森の中にある館。そこに集まるのが魔女のため、そう呼ばれている。ただそれだけのこと。哀れに思われたか、森すらも教授される始末であったのは――。
「――これ以上のことはお答えしかねますな。残念ながら、その先はユミ殿には無関係。いかんせん私はフラれてしまった。この老体では、ユミ殿のような可憐な花を射止められなかった。素直にここは退かせてもらいたい」
「えっ!? ちょ、ちょっと!? それはいくらなんでも……唐突すぎない?」
「――もしも魔女にまだ興味がおありなら、一度訪ねて来られるとよい。『魔女の館』はゼネリアからそう遠くないですからな。――ただし! 指輪はお忘れなく」
メトンは強くその存在をユミへと叩き込む。
――指輪を。
それは魔女の証。魔女になるための道具。そして、ユミが袂を切ったものでもある。
もうメトンからは何も引き出せない。一方的な打ち切りであった。『中立』の立場が邪魔をする。それより先は魔女の領分――ということだろう。思わずユミは、知りたいという欲が出る。それより先を知りたい。そこには何があるのか。魔女の全貌――その一合目すら登れていない。
だが、それには魔女へと転生しなければならない。
――――あり得ない。
ユミは何のためにここに来たのか。改めて己へとNoを突きつける。
「……分かった。ありがとね、メトンさん。後は自分で調べてみるよ」
感謝の言葉を述べるユミ。
「……運命は変えられませんぞ、ユミ殿。私の領域を侵すことになりますが、それだけは覚えておいていただきたい。――それではユミ殿、またどこかで」
意味深な言葉を残して、メトンは去っていった。ユミは手を小さく振ってそれを見送るしかできない。

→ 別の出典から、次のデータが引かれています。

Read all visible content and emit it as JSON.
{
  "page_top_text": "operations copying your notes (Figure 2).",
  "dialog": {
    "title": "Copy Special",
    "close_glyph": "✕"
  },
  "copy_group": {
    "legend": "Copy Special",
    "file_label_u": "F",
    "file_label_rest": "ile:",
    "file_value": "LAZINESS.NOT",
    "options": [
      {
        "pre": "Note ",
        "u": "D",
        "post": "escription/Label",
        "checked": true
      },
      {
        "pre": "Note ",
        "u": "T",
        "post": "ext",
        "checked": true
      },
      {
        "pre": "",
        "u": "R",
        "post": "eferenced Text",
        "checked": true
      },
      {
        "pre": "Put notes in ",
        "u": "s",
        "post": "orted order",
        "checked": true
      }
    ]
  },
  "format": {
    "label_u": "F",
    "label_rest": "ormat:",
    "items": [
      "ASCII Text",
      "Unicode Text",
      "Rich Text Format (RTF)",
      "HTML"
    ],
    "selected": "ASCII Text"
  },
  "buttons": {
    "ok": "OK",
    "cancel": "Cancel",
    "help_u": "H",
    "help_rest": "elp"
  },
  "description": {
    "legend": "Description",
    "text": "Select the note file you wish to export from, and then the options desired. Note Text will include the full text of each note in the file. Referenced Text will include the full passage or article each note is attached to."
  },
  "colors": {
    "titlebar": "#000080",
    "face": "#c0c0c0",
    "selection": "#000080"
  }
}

これでユミは、完全に魔女との袂を分かち合った――否、袂は分かれてなどいない。ユミの中にはもう一人の存在が残っていた。
「――フィアさん。あなたは何なの。いったい私をどうしたいのよ」
――フィア・エクソス。ユミへと指輪を与えた張本人。
あの人物の計り知れない何かに、ユミは背筋が凍る思いをした。
いくつもの拒絶を見せても、次から次へと魔女の刺客が襲いかかってくる。それらが求めてくる。
――繋がりを。
求められているのなら、いずれはその日が来るのだろうか。応えるしかないのだろうか。分からない。分からないからこそ、未来は怖くて、恐くて――それでも楽しいは必ずどこかにある。嬉しいは――ハラハラ、ドキドキするのが未来だろう。
「……ユミ様?」
突如の来訪者の呼び掛けに、「ひゃぁ!?」とユミは情けない声を上げた。声のする方へと振り返るとそこには、耳を立てた可愛いがいた。
変えられない運命などない。ユミは確かに変えた。変えてきた。彼女の心の中だけの事実。
だからあの日果たせなかった約束のため。あの時もう一度結んだ約束事のために、今を精一杯生きるしかない。それこそが運命だ。それこそが、ユミがこの世に生まれた時からの運命なのだから――。